Some more subtle, but better integrated, visual tricks are interspersed throughout the film. During the tribe's funeral for Sitka, the screen freezes and blacks out with evocative mystical imagery. Also early on in the picture we do get a grand shot of the forest scenery and the animators include a lens flare as if their handpainted sun was affecting the camera's perception. This is an anachronistic--but unconsciously effective--means of establishing the grandeur of the surroundings, and is a testament to how cinematic shorthand has permeated our understanding of the world. Two movies made after Brother Bear, the digital science fiction wonders WALL*E and Star Trek, do similar flaring techniques.
As Kenai comes to terms with his newfound fur and claws, his brother Denahi is tracking him because he mistakenly believes Kenai is the bear that killed both of his brothers. Kenai meanwhile befriends an energetic little cub named Koda and the two head off in search of the salmon stream, which conveniently rests adjacent to the mountain where Kenai can change back into a man. Along their journey, the duo meet all manner of wild creatures including mammoths, goats, and the film's best supporting characters, a pair of moose named Rutt and Tuke, voiced by Dave Thomas and Rick Moranis as an overt homage to their immortal creations, the brothers Bob and Doug Mackenzie of Strange Brew fame. The two have a fantastic interplay between each other, honed from years of collaboration, and even though they're straightjacked by the family friendly film, they do manage one gloriously subtle nudge to their characters' origins by looking for, "a pile of delicious barley and amberweed on a cool bed of malted hops, eh." The film would be Moranis's last theatrical role before his retirement.
Tarzan songwriter and famed casual dresser Phil Collins returns to the composer's chair for Brother Bear. His presence is much more predominant here, with a series of overblown ballads that the filmmakers use for narrative shorthand in nearly a half dozen montages throughout the film. Even during the picture's most supposedly emotional moment, when Kenai informs Koda that his mother is dead, the soundtrack is highjacked by Collins's belting and we are only allowed to hear snippets of the two bears' dialogue. To its ultimate disservice, histrionics substitute for emotion time and again in Brother Bear.
However, this "story of a boy who became a man by becoming a bear" ends with a tenderly composed reunion of both families.
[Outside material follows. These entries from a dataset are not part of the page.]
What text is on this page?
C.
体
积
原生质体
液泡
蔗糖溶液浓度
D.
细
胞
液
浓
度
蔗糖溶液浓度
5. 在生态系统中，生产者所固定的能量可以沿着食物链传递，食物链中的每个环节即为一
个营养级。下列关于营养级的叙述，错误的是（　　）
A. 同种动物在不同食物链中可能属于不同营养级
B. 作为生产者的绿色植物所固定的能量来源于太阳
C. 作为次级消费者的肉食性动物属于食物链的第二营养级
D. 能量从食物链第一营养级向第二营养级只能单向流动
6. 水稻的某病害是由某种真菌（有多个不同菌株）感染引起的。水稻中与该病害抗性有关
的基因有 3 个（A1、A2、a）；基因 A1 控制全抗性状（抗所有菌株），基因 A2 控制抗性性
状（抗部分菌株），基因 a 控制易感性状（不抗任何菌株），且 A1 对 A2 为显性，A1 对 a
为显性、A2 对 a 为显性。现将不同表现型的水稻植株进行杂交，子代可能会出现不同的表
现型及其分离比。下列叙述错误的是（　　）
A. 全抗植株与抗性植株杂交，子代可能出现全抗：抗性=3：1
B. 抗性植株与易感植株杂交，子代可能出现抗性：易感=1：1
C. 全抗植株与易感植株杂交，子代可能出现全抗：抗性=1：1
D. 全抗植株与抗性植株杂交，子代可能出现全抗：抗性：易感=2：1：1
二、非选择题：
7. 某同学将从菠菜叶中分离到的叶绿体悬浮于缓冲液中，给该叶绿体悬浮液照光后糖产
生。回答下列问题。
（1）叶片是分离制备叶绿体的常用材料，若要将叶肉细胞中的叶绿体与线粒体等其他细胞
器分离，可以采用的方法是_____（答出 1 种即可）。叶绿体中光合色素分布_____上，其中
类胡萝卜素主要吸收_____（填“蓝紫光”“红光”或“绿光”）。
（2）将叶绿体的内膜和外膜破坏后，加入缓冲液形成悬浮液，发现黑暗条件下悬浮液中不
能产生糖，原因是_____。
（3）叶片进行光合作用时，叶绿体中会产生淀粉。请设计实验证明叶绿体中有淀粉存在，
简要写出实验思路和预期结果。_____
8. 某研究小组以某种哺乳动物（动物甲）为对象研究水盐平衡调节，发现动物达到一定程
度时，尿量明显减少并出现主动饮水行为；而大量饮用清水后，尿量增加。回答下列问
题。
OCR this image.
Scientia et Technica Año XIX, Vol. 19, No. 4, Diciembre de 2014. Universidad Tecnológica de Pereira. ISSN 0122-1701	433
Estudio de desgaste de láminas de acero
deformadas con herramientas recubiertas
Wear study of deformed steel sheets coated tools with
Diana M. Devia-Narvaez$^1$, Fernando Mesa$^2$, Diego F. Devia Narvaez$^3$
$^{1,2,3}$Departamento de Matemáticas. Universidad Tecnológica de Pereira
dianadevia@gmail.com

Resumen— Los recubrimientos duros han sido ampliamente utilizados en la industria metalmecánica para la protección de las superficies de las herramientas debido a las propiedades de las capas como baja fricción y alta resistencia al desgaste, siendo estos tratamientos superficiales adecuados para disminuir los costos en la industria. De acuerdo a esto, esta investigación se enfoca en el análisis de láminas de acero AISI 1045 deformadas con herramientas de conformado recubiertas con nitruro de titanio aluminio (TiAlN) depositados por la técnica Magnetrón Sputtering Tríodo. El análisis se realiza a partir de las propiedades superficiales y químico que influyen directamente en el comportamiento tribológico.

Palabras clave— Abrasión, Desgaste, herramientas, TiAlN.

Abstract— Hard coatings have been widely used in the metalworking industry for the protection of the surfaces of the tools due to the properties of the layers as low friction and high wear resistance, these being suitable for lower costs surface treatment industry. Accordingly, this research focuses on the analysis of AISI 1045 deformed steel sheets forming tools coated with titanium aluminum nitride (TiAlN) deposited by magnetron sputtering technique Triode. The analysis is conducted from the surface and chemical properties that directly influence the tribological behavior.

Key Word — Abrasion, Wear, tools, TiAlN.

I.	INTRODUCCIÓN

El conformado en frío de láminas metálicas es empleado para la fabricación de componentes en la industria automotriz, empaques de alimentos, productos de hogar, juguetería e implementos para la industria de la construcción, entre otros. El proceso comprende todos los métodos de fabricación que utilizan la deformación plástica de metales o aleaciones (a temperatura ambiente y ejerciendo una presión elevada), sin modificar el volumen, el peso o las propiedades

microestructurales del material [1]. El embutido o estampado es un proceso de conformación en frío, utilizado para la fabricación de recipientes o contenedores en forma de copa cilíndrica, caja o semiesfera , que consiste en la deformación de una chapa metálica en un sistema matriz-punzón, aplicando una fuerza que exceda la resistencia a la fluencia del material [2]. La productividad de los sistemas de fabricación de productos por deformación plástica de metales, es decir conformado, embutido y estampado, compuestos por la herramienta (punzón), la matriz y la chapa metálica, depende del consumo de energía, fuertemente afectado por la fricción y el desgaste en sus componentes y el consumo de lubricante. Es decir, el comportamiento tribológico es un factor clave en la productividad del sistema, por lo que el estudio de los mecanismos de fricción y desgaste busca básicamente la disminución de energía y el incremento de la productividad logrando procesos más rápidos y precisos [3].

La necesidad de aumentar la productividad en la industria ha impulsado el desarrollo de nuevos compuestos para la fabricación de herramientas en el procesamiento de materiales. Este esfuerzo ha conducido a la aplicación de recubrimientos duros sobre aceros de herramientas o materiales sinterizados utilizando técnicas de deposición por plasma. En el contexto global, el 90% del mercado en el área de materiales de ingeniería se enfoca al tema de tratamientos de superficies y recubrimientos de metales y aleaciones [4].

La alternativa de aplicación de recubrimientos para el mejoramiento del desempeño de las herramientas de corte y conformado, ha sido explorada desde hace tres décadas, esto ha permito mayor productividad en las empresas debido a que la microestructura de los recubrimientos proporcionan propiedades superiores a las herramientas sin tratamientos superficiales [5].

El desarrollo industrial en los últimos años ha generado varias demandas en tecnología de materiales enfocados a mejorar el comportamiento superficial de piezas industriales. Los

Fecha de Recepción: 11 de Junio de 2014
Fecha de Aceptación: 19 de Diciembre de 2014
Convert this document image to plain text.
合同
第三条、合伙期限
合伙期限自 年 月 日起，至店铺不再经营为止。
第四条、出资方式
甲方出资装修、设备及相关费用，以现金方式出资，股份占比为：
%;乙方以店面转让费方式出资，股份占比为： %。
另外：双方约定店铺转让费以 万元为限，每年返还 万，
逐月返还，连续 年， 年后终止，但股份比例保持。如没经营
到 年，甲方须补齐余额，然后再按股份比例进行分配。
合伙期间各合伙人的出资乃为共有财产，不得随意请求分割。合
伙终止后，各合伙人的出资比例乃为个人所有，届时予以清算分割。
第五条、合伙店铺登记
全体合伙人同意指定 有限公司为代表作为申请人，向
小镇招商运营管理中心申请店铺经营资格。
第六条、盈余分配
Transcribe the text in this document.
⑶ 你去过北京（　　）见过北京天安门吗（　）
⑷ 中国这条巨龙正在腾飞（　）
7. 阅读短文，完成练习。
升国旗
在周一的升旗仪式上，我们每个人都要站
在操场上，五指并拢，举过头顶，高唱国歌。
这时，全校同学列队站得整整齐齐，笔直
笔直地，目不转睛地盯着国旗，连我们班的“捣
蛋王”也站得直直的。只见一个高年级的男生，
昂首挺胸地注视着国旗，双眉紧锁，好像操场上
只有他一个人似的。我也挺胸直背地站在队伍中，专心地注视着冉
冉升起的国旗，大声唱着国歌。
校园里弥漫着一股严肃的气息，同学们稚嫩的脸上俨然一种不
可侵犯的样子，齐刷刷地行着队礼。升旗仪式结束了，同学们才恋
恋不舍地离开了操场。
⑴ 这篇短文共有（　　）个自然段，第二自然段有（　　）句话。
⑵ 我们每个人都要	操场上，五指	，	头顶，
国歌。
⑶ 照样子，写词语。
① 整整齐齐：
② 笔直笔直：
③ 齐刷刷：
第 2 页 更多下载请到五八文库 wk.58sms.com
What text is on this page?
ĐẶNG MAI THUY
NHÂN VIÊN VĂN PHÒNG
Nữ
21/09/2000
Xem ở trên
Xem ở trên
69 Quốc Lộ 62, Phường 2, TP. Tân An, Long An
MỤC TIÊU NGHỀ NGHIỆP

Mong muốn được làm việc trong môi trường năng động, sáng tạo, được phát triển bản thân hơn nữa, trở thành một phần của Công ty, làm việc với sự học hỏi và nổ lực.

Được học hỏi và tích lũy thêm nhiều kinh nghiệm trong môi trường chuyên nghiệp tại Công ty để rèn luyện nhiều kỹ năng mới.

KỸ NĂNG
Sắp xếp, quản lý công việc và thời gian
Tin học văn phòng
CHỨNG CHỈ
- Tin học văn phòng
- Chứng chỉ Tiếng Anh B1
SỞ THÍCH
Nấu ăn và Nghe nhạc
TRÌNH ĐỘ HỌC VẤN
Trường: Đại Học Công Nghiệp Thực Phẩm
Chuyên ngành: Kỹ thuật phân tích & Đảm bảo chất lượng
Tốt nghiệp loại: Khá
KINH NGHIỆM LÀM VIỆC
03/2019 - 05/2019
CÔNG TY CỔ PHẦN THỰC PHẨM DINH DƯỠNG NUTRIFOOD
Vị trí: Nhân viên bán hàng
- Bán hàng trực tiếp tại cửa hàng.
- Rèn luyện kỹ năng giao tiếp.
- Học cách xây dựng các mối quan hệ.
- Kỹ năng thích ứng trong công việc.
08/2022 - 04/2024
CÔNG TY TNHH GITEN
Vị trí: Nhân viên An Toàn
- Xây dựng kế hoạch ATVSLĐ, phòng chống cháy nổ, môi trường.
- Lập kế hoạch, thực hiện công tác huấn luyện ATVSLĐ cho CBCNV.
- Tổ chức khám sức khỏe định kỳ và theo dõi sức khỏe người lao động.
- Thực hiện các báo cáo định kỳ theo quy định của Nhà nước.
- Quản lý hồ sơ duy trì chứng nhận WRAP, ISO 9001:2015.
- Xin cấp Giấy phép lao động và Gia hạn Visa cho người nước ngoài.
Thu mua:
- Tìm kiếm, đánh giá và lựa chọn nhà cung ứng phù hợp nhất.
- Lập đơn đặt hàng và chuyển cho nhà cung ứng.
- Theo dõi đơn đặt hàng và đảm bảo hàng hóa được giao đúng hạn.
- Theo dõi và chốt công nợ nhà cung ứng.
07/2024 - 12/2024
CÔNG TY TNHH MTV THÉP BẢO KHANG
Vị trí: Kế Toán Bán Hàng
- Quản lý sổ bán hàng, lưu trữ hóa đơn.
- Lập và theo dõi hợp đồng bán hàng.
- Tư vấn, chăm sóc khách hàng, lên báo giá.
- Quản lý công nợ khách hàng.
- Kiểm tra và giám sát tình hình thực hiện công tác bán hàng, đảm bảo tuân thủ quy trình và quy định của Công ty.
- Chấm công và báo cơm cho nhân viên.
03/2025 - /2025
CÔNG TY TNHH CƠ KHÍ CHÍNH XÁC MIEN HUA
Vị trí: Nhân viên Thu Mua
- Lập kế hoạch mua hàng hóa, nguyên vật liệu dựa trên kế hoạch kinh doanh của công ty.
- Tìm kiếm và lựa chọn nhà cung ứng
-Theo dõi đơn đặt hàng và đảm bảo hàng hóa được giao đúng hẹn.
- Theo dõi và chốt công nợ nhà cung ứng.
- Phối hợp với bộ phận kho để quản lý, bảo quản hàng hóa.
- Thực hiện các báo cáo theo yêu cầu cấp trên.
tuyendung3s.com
While the beats that got us there were well worn and wholly unsurprising, there is still a satisfying emotional closure by the climactic homecoming. Kenai embracing his Inuit brothers while Koda reaches out for the spectral presence of his dead mother does a much better job of illustrating the circle of life than another bombastic song. There is little to distinguish Brother Bear's narrative from any number of stories before it (as well as a few that came after, including Pixar's recent Brave) but like the traditions passed down through the Inuit tribes, there can be comfort in that familiar journey.